The release of the guidelines means members can begin to build CVP-2-based products in preparation for certification testing, which is slated to get underway in September, according to the DLNA.
DLNA’s membership group comprises several major pay TV providers and their suppliers, including Comcast, Time Warner Cable, Cox Communications, Samsung, Arris, Sony, LG and Broadcom, among others.
CableLabs, the cable industry’s R&D house and interoperability specialist, is also in the alliance.

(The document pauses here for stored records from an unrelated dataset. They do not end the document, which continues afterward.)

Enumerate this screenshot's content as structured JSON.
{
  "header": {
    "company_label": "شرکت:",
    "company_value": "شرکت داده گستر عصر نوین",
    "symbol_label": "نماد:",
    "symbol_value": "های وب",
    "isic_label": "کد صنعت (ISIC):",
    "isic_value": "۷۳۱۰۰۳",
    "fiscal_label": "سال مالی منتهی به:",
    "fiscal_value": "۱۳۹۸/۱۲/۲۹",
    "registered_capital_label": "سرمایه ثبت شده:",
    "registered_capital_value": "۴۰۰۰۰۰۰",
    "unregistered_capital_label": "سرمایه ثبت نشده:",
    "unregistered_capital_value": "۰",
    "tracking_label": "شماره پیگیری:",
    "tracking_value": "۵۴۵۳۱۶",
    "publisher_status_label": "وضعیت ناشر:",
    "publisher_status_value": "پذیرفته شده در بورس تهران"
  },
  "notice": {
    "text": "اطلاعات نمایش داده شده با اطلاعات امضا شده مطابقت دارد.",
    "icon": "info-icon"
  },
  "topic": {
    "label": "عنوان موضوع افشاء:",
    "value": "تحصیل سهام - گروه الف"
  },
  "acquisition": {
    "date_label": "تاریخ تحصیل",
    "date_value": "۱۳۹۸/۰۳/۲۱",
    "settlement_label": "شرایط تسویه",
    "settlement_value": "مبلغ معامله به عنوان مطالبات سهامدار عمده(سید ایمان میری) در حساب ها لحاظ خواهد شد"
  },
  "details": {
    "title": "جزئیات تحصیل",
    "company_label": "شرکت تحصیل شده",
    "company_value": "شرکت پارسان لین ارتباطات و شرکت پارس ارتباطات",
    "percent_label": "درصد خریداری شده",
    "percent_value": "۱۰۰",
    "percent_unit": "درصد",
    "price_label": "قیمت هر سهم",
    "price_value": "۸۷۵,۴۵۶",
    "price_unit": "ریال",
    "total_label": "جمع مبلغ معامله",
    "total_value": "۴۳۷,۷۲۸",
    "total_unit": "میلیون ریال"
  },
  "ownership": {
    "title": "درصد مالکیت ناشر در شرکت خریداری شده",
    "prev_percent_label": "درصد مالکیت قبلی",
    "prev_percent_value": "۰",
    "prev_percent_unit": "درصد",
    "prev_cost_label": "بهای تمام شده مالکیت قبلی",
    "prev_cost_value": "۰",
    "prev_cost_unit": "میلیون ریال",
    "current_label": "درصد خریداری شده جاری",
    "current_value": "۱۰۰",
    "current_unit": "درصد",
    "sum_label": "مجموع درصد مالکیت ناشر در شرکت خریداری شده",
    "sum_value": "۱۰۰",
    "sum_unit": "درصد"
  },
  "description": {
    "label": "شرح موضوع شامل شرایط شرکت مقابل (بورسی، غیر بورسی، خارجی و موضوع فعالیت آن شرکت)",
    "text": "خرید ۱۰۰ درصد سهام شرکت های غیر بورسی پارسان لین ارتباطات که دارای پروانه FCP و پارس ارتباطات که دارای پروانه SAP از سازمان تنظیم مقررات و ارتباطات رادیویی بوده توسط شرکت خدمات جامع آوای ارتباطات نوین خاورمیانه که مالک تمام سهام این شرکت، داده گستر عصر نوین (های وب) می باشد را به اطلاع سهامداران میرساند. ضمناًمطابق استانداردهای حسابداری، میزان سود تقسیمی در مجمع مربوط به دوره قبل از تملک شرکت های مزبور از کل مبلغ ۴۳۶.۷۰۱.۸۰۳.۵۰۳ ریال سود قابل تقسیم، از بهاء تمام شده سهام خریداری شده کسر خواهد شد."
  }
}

Notably absent from that group is TiVo, which said it is seeking more regulatory clarity before it commits to any plans involving CVP-2. In recent exchanges with the FCC, TiVo has generally emphasized a position that the Cable-CARD solution must remain in place until a successor standard is put in place.
The DLNA said the FCC has determined CVP-2 seems to comply with the commission’s requirement that operators support an open system that enables HD streaming over home networks to CE devices. Those requirements (recordable HD video, closed-captioning data, service discovery, video transport and remote control command pass-through) are currently scheduled to take effect on June 2. TiVo has sought an industry-wide waiver that would extend the compliance deadline.
Comcast has not set any specific timelines for supporting CVP-2, but the MSO will support it in the Reference Design Kit (RDK) software stack and will incorporate it in devices and interfaces that power its X1 platform, such as the XG1, a six-tuner HD-DVR, said David de Andrade, Comcast’s vice president, software architecture, who spoke on behalf of the DLNA.
Though many operators initially will support the new guidelines on home-networking gear using Multimedia over Coax Alliance (MoCA) technology, it’s expected they will also use Ethernet and WiFi.
“The guidelines are intended to support many homenetworking configurations,” de Andrade said.